The Lost Bearings

Edited by Louis Standish

After the memos issued? by the American Department of Justice that approved of the enhanced questioning methods used against the CIA inmates, a report from the Senatorial Commission of the Armed Forces published on Wednesday is once more causing a feeling of disgust. The report goes over the origins of those methods and explains how their use rapidly grew everywhere the Americans detained some people suspected of terrorism.

The concerned methods were derived from those the Chinese used during the Korean War. After September 11th, 2001, the epartment of Defense and the CIA requested from the team that was in charge of preparing the American soldiers for an eventual capture, that they train their members to utilize these enemy methods.

Even though they were in the first place reserved for al-Qaida leaders who were detained by the CIA in its secret prisons, these methods spread to Guantanamo, Afghanistan and Iraq, and have been used on a large scale until the Abu Ghraib scandal happened. The permission granted by then Secretary of Defense Donald Rumsfeld indeed implied that “physical or degrading pressures formed an appropriate treatment against the people who are detained by the United States. A kind of erosion of the standards followed, demanding for some prisoners to be treated humanely,” the commission concludes.

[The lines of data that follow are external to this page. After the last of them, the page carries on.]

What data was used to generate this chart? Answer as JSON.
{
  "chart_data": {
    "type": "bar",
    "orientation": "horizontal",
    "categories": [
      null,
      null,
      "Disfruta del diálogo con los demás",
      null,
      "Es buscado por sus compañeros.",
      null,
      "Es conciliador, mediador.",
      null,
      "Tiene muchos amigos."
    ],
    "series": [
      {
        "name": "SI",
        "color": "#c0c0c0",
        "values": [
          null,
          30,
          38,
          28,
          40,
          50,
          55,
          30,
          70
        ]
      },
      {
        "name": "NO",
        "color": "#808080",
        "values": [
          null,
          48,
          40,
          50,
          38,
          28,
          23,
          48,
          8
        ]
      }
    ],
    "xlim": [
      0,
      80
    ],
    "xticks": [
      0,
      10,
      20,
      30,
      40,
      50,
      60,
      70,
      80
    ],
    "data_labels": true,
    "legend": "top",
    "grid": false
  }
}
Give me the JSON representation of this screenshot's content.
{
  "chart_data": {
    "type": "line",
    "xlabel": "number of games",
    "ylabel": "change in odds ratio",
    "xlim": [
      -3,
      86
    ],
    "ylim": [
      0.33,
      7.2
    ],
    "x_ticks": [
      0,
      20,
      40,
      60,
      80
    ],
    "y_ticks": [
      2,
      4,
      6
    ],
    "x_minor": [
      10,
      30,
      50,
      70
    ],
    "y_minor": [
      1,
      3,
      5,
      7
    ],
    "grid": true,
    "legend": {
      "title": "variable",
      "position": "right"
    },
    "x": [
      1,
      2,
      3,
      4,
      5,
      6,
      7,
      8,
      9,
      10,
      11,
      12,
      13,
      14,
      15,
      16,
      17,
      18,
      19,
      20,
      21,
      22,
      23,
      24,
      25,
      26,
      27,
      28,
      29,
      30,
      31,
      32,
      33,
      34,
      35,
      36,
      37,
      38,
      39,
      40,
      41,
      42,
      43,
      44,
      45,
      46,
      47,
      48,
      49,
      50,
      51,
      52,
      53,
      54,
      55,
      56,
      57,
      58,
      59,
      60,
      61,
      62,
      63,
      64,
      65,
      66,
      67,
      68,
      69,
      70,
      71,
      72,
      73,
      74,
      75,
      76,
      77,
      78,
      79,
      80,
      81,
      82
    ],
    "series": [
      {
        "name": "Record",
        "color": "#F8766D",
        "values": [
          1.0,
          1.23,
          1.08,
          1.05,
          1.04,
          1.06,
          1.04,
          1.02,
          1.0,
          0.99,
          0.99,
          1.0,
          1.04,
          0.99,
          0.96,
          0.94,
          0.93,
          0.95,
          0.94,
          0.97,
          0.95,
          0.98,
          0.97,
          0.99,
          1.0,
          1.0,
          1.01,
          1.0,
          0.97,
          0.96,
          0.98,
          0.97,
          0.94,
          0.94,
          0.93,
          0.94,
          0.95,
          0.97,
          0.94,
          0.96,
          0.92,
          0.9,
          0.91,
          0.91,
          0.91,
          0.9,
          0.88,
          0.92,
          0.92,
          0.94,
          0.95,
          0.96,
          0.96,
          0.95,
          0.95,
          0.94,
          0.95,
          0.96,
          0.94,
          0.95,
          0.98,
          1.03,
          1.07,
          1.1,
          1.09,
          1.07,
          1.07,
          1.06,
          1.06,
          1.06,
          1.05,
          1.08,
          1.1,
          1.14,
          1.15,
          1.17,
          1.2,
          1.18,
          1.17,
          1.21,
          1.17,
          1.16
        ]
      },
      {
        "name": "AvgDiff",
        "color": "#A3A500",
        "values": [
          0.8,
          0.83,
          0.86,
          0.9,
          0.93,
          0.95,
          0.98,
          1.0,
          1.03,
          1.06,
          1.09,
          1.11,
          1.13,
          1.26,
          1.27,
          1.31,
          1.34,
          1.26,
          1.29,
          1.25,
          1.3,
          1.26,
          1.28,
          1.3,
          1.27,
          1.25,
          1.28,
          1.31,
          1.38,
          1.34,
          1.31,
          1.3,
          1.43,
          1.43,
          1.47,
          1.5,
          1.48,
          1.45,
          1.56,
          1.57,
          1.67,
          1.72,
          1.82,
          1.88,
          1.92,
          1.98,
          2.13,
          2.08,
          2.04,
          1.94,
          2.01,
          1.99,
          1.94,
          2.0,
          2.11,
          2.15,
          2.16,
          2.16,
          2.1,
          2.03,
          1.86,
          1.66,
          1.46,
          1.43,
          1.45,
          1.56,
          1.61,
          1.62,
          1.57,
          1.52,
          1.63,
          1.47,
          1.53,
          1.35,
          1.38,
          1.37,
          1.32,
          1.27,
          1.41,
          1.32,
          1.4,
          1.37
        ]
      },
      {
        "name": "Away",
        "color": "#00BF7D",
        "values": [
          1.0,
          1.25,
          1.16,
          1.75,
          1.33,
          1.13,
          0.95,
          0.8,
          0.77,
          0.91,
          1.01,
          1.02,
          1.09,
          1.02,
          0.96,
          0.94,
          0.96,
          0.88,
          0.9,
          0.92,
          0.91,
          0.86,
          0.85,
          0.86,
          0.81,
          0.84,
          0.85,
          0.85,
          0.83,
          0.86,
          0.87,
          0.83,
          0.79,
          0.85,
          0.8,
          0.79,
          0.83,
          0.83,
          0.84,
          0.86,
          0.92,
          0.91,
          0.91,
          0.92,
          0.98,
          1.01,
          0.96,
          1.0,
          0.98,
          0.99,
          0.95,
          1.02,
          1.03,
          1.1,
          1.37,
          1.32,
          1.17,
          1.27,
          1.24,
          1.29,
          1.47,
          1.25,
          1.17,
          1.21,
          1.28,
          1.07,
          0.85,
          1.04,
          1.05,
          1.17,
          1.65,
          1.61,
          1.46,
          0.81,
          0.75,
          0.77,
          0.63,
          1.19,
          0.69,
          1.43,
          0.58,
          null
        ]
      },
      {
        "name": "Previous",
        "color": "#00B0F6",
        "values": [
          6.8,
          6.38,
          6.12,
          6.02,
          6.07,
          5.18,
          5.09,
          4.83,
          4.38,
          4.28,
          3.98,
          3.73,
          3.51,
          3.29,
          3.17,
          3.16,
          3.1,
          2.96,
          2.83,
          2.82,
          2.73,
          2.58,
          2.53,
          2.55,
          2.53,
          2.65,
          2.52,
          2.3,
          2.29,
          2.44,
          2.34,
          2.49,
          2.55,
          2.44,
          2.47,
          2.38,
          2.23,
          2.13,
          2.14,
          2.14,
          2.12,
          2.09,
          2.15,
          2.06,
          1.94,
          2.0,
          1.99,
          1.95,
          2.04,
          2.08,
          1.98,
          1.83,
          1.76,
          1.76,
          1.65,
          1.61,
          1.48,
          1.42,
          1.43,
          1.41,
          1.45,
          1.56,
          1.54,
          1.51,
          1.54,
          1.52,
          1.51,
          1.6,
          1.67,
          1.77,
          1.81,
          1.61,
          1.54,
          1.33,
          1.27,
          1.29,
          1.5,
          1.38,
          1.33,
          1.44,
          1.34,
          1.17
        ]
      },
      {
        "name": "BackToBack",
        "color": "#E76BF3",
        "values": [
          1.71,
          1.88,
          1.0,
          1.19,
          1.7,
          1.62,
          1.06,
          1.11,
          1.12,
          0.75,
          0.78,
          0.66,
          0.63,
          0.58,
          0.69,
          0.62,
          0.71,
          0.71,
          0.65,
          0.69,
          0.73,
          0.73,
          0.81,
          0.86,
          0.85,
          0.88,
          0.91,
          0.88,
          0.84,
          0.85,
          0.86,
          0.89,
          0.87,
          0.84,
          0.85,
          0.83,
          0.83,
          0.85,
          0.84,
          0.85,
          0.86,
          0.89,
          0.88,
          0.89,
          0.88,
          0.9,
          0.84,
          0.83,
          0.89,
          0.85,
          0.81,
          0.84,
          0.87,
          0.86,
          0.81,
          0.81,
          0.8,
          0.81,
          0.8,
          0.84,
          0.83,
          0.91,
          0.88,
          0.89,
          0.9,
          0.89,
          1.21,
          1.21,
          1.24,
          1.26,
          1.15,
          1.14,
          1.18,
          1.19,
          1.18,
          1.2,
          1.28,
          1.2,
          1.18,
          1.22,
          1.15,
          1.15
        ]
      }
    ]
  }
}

The people who wondered if, regarding the terrorist threats, democracies shouldn’t resign themselves to use some forms of torture in the hope of obtaining some crucial pieces of information, those people now have an answer to their questions: once the feet are set on this slippery slope, trying to stop is hard. President Obama summed it up: “We have lost our moral bearings.”

Appealing to torture causes damages to democracies that are more important and more lasting than any piece of information they could get out of prisoners. It becomes especially impossible for them to denounce the acts of torture that are committed by other countries. For between the enhanced interrogations that took place in the American jails and the bad treatments that were inflicted in some dictatorial jails, it’s just a matter of degree, not a matter of nature.

In our country, the Harper government persists? in leaving the young Canadian Omar Khadr in his cell at Guantanamo. On Thursday, a judge working for the federal court gave the order in Ottawa to intercede with the American authorities so that they would allow Khadr’s repatriation. The governor declared yesterday that he is appealing the sentence. According to the Prime Minister, “the facts haven’t changed.”

Facts haven’t changed? Come on! Mr. Obama has announced Guantanamo’s closure and suspended the procedures against the base’s inmates. Washington admits that these inmates were tortured. And the federal court claims that Ottawa violates the Canadian Charter of the Rights as it doesn’t give a damn about it.

The attitude of the conservative government in this case remains incomprehensible and revolting. We can’t help asking ourselves if Mr. Harper himself hasn’t lost his moral bearings.